Great arms hauled her on to her feet and dragged her, screaming and fighting, into the street then, like a sack of turnips, she was tossed over one massive shoulder and carried at a trot until she heard the whinny of horses. With an ungainly thud, she was thrown in the back of a wagon, a giant boot in the stomach holding her down.
‘Help! HELP ME! Someone, please!’
With a crack of the whip, the horses sprang into life, and for what seemed like eternity, the wagon bounced and joggled along at top speed, throwing her about so badly her shins and elbows bled. Her nose became crushed against the woodwork as the wagon made its descent down a precipitous valley, until mercifully the wheels started
to slow. Finally, from rough, distinctly un-Roman roads,
hooves clip-clopped gently over proper cobbles. As they ground to a juddering halt, the sack was jerked off Claudia’s face and she was dragged, blinking in the unaccustomed sunshine, across the cobbled yard by a thug in a plaid tunic and grey pantaloons, his drooping moustache as thick as a squirrel and about the same size and colour. Bright red.
Wildly, she took stock of her surroundings, hemmed in by wooded cliffs which were such a feature of this hated landscape, fresh water burst free from its limestone captivity in a spluttering waterfall. Here, though, was no triple cascade, merely a shallow pool which drained into a bubbling brook. Any other time, Claudia would have suggested a picnic. Today her eyes searched for a means of escape.
And found none.
To the left of the courtyard, a blacksmith the size of Hercules clanged his hammer against white-hot iron as he fashioned a spearhead. Samples of his work were laid out on a trestle, some long and narrow, the type Claudia was familiar with, others were shaped with barbs and hollows, designed to inflict the most terrible internal wounds. A lump formed in her throat.
To her right stood a smelting works, its acid metal odour permeating the air and masking the freshness of the waterfall, the scent of the lush woodland ferns, of thorny dog roses and clumps of sweet-smelling water mint.
On a slow-moving part of the stream, a heron stood, hunched, intent on its prey and unconcerned about the human drama unfolding on the opposite bank.
The house in the centre was large, built of stone, with terracotta tiles on the roof and proper windows with shutters, though any resemblance to a Roman villa ended there. Planks and barrels littered the doorway, antlers hung on the exterior walls, the majority of the shutters were closed. A banner hung between two wooden poles—a golden globe in the centre of a blood red circle.
With a swish, the ropes binding her wrists were cut through, and Claudia was propelled inside so roughly that she landed with a crunch on her knees.

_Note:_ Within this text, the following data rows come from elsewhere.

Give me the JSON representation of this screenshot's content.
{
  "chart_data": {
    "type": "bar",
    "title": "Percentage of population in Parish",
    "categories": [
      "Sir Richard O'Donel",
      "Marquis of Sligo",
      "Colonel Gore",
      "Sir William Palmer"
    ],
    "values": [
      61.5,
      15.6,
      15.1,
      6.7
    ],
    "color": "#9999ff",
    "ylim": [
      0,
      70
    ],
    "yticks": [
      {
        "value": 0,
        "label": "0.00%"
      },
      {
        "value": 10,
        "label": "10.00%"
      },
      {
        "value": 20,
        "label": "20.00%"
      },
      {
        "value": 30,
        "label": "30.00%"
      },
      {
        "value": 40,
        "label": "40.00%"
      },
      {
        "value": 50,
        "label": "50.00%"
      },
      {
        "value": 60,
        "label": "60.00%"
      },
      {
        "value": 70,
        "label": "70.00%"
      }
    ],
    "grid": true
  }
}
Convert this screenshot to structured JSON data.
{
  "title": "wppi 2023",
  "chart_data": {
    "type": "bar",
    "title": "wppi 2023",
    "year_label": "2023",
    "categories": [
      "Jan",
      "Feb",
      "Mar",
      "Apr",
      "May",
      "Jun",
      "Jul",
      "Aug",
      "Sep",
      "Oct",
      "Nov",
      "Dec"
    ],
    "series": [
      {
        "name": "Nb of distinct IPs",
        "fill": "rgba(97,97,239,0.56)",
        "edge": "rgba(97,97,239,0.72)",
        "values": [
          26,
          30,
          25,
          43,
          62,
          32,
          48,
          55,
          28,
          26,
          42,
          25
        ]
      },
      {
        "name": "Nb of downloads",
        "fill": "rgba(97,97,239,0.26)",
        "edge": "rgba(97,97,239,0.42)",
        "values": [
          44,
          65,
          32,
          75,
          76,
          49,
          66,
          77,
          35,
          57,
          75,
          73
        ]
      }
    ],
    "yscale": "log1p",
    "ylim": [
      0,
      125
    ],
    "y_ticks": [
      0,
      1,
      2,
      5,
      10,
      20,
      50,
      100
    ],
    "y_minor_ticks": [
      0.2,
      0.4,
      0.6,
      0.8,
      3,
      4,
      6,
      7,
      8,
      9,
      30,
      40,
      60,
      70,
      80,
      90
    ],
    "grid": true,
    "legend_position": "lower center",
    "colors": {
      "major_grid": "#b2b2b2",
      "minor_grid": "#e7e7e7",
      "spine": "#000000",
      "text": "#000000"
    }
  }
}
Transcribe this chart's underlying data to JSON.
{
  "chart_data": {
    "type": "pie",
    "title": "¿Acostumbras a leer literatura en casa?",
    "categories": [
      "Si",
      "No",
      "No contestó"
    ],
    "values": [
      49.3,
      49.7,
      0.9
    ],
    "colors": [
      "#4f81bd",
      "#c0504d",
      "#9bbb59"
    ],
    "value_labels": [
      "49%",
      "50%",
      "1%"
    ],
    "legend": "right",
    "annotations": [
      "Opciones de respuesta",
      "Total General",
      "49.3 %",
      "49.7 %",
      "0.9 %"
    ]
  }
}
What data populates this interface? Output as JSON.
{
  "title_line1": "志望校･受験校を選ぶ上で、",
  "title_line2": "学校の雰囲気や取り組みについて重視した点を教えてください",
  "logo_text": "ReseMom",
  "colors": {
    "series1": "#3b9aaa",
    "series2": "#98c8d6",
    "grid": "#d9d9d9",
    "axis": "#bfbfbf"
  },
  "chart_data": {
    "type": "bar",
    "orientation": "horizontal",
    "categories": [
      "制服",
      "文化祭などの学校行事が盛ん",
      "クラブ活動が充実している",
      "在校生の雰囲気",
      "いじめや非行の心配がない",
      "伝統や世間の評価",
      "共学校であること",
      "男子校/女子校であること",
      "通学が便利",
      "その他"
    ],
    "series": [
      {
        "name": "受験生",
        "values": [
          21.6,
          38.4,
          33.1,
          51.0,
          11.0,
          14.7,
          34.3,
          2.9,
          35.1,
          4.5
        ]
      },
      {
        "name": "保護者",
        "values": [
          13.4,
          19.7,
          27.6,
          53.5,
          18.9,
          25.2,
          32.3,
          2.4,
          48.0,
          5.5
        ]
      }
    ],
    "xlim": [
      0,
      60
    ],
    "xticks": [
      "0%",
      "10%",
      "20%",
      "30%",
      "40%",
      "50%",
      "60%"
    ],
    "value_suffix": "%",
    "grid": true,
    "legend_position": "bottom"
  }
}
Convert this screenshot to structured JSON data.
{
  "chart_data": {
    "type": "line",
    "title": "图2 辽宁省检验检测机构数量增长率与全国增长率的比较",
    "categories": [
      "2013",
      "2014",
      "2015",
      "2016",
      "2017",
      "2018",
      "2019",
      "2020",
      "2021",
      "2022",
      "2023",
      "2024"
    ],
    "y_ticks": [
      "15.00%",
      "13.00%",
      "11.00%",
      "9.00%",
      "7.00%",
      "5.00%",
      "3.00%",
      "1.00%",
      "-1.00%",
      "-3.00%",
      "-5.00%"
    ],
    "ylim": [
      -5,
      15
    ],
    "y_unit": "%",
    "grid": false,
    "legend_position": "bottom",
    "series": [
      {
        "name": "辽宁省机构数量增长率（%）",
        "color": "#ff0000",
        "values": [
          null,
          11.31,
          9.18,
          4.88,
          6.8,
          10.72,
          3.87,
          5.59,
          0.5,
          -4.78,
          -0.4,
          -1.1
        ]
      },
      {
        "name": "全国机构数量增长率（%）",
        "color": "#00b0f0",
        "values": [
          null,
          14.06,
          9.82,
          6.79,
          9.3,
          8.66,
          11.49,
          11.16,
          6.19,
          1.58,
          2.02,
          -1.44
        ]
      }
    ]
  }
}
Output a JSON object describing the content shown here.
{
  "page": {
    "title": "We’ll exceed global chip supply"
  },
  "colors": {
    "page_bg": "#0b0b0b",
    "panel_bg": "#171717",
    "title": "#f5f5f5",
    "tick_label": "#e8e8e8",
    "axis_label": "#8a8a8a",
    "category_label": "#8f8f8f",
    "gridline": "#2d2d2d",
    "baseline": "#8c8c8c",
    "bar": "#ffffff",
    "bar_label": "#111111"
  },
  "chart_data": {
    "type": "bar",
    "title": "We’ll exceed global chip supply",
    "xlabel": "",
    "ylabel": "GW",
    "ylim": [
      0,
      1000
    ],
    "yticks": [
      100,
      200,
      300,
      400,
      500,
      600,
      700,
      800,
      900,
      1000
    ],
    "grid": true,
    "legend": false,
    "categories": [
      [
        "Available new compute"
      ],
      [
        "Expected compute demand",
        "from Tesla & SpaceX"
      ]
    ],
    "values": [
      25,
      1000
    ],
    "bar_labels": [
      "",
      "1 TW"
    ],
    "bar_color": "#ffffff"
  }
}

‘Do you know who I am?’ a voice growled.
‘Why? Have you forgotten?’
A gravelly laugh filled the room. ‘They said you’d be trouble.’
‘Don’t believe every rumour which comes your way. They said
you
had eight legs.’
‘I have a name, too. Sualinos.’ Not exactly built like an oak tree, although he wasn’t what you’d call puny. And his Latin was almost perfect, barely a trace of an accent.
‘Thanks, but I’ll stick with the nickname. It suits you, somehow.’
A flash of teeth showed white in the darkness. ‘Well, we’re not here to exchange compliments. You have something I want.’